Once installed, the malware uses Smoke Loader to drop additional malware such as RedLine and Raccoon Stealer which intensify information-gathering activities on an infected device.
Researchers at Sunnyvale, California-based software vendor and cloud security provider Proofpoint have reported a new threat luring unsuspecting users into downloading the so-called Privacy Tools service laced with malware.
Reportedly, the service promises users a tool that “encrypts” their data using a zip-like program. Malware operators have designed a full-fledged website, which is fake but looks genuine and contains complete details of the “alleged’ service.
According to Proofpoint’s blog post, the fake website also offers step-by-step information on how to download the tool. However, in reality, this tool they are offering is malware.
Smoke Loader used as Initial Payload
Proofpoint researchers state that malware operators have used Smoke Loader as the initial payload. Smoke Loader is a downloader and the preferred choice of numerous threat actors. It installs follow-on data-stealing malware such as RedLine and Raccoon Stealer to intensify information-gathering activities further.
Raccoon Stealer first appeared in 2019 as a “malware as a service” tool for cybercriminals to steal credentials like website cookies, passwords, system information, credit card data, and bitcoin wallet contents.

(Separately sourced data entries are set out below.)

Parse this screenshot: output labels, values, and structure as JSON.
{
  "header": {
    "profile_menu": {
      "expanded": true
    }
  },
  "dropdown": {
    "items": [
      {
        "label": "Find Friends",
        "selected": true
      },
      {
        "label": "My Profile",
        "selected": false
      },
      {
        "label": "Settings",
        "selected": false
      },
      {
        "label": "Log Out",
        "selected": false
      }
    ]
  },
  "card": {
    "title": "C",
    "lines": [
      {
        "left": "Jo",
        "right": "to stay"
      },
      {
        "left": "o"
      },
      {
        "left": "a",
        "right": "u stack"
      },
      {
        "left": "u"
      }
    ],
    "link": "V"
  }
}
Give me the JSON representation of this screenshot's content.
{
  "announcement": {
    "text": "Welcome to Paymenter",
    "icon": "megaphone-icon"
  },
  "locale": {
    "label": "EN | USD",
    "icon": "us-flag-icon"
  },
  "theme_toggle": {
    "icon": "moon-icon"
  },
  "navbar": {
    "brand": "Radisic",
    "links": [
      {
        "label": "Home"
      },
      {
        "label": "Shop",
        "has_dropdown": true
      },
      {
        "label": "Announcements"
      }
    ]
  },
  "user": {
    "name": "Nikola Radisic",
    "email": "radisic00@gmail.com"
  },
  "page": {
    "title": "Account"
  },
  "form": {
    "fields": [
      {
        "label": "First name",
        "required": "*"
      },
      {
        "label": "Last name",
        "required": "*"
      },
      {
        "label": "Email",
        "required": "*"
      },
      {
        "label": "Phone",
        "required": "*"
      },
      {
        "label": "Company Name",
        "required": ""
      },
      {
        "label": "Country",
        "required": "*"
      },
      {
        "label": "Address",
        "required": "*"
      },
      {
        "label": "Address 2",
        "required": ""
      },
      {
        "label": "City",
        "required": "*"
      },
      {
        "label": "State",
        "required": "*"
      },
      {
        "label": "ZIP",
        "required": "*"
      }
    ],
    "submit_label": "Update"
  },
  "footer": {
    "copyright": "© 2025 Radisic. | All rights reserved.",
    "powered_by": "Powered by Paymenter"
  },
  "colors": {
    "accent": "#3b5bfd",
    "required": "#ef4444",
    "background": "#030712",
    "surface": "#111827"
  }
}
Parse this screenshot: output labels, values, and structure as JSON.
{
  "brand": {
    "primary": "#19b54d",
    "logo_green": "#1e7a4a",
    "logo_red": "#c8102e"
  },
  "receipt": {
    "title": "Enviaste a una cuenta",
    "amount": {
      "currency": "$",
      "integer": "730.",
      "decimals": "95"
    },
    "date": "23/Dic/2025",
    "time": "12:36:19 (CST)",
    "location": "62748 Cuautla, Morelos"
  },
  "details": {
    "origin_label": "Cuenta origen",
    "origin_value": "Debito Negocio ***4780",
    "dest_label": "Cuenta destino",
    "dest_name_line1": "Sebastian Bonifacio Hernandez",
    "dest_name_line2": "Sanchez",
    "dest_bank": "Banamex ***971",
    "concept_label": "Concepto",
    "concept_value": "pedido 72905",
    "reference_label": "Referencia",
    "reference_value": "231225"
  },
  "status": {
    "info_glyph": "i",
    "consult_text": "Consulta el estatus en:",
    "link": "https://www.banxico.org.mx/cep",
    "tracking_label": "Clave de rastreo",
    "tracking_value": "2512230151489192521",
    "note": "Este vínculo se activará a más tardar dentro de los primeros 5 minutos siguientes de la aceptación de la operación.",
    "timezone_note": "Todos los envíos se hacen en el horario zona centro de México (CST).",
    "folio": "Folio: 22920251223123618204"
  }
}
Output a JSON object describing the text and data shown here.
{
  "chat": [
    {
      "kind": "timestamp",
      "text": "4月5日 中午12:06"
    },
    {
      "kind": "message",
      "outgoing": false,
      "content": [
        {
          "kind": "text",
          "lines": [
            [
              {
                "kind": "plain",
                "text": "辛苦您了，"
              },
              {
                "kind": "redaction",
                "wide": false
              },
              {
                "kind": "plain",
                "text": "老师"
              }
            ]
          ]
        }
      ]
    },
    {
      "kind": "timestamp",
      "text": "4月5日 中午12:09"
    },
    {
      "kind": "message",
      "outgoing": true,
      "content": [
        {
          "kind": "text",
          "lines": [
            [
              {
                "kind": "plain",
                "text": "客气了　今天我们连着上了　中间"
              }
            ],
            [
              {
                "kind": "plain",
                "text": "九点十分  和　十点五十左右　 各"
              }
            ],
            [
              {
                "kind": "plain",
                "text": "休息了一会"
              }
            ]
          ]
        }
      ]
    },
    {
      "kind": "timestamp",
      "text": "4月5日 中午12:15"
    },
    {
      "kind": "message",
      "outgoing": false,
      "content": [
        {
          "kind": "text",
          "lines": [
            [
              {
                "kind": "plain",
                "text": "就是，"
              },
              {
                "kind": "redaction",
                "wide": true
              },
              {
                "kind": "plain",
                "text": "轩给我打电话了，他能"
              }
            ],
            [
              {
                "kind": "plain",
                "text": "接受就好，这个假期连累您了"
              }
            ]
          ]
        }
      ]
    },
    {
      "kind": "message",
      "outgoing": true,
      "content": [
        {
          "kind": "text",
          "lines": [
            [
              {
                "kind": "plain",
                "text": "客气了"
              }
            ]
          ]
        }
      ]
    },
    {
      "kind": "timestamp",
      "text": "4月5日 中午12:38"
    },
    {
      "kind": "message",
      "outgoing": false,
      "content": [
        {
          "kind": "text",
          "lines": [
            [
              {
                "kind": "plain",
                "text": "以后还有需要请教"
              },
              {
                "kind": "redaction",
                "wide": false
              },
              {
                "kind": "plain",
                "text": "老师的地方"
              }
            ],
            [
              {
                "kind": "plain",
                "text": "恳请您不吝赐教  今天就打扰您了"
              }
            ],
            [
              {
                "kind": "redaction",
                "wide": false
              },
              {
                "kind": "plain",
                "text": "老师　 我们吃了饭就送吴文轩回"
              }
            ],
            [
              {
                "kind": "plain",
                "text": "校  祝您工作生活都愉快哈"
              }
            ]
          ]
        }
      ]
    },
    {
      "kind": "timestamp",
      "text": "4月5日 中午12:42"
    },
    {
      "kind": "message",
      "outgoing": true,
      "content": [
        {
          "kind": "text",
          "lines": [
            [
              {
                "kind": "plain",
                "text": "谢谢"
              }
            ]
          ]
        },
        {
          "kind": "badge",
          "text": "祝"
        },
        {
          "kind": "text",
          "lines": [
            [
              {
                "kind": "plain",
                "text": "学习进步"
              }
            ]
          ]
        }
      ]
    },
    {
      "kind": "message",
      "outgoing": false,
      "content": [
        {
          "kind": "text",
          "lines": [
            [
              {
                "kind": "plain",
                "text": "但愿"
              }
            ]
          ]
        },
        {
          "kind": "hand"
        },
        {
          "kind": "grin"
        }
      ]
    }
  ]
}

RedLine Stealer malware aims to steal information from browsers. It can gather data such as passwords and login details, autocomplete, and credit cards. It collects data about the user and system as well, including username, location, and hardware configuration.
Campaign Designed to Exfiltrate Data
Ironically, malware operators have used a privacy themes campaign to lure users as they may fall prey to this quite easily. The malware gathers data from an infected host.
In addition, the fake website offers privacy tools for business and personal use, and visitors are asked to install Privacy Tools software via a particular section of the website.
The downloading is facilitated by compressed executables purporting to be file protection resources. The downloader actually installs Smoke Loader, which first appeared in 2011. It then downloads and installs follow-on malware.
No Conclusion over Malware operators
Proofpoint researchers claim that the activity cannot be attributed to a specific group at this time. One of the IP addresses they detected in this campaign is linked with OpenNIC. It is a public service used to resolve certain types of domains providing alternatives to domains that ICANN doesn’t administer.
The fake website is registered by ssserviceshop1@yandex[.]ru via Registrar of Domain Names REG[.]ru, LLC. The same email and registrar were found to be associated with many other privacy-themed domains and C&C IPs.
If you are looking to protect your privacy chances are that you may end up downloading this malware for privacy tool. Therefore, watch out and always scan files on Virus Total and avoid downloading tools from third-party sites.
You may also refrain from using pirated software and games as cryptocurrency malware like Crackonosh have been targeting unsuspecting users disguising as popular video games.